Второй поток. Крестьянская война по всему краю - от выступлений в масштабах одного села (восстания в Пыскоре, Косьве, Сеныге) до движений, охвативших целые регионы; так, сплошное море повстанческого движения залило территорию современных Пермской, Челябинской, Курганской областей, юго-запада, востока и севера Свердловской области, Башкирии, Удмуртии, прилегающих районов Татарстана, Марий Эл и Кировской области.

Поток третий.
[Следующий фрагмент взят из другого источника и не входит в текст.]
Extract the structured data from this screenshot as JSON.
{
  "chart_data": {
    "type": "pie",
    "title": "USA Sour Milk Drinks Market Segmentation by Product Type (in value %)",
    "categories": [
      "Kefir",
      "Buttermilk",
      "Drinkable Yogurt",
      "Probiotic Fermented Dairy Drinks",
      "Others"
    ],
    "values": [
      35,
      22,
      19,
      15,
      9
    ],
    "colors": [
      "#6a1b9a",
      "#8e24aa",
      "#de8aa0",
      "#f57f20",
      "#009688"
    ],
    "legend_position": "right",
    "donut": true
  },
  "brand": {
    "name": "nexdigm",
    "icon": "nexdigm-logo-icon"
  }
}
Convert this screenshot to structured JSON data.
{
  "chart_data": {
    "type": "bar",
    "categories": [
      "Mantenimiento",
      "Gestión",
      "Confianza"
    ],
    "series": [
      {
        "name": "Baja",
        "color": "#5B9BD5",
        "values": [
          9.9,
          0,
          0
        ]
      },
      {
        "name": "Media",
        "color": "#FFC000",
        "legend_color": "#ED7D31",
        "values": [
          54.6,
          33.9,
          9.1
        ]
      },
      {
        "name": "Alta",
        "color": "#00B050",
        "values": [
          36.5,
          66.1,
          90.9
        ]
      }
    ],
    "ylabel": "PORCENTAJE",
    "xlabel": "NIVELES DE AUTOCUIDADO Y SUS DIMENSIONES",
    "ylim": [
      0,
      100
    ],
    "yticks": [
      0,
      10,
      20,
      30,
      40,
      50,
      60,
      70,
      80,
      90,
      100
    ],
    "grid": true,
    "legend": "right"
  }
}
Казачье сопротивление в местах традиционного расселения уральского и оренбургского казачества: к осени 1919 года в руках большевиков оставались лишь изолированные пункты (Орск, Актюбинск).

Поток четвертый. Национальные движения в местах проживания татар, башкир, удмуртов, марийцев и других нерусских народов: в Башкирии - под руководством национального правительства (Ксе-Курултай) и под лозунгами национального возрождения.

Пятый. Дезертирство красных частей, не желавших воевать с собственным народом (Степановское восстание в Вятском краю, переходы питерских рабочих отрядов на сторону ижевских повстанцев).

Шестой. Победоносное наступление чехословаков и сибирских белогвардейцев. Такого смешения разных потоков антикоммунистического сопротивления мы вряд ли где еще найдем в России в 1918 году.

И тут мы подходим к нескольким ошеломляющим выводам, которые с неизбежностью следуют из знакомства с документами.

Во-первых, Урал был фактически освобожден повстанческим движением еще до прихода белых. Последним приходилось только выбивать красных из крупных центров (Екатеринбург, Пермь) и очищать от них Транссибирскую магистраль.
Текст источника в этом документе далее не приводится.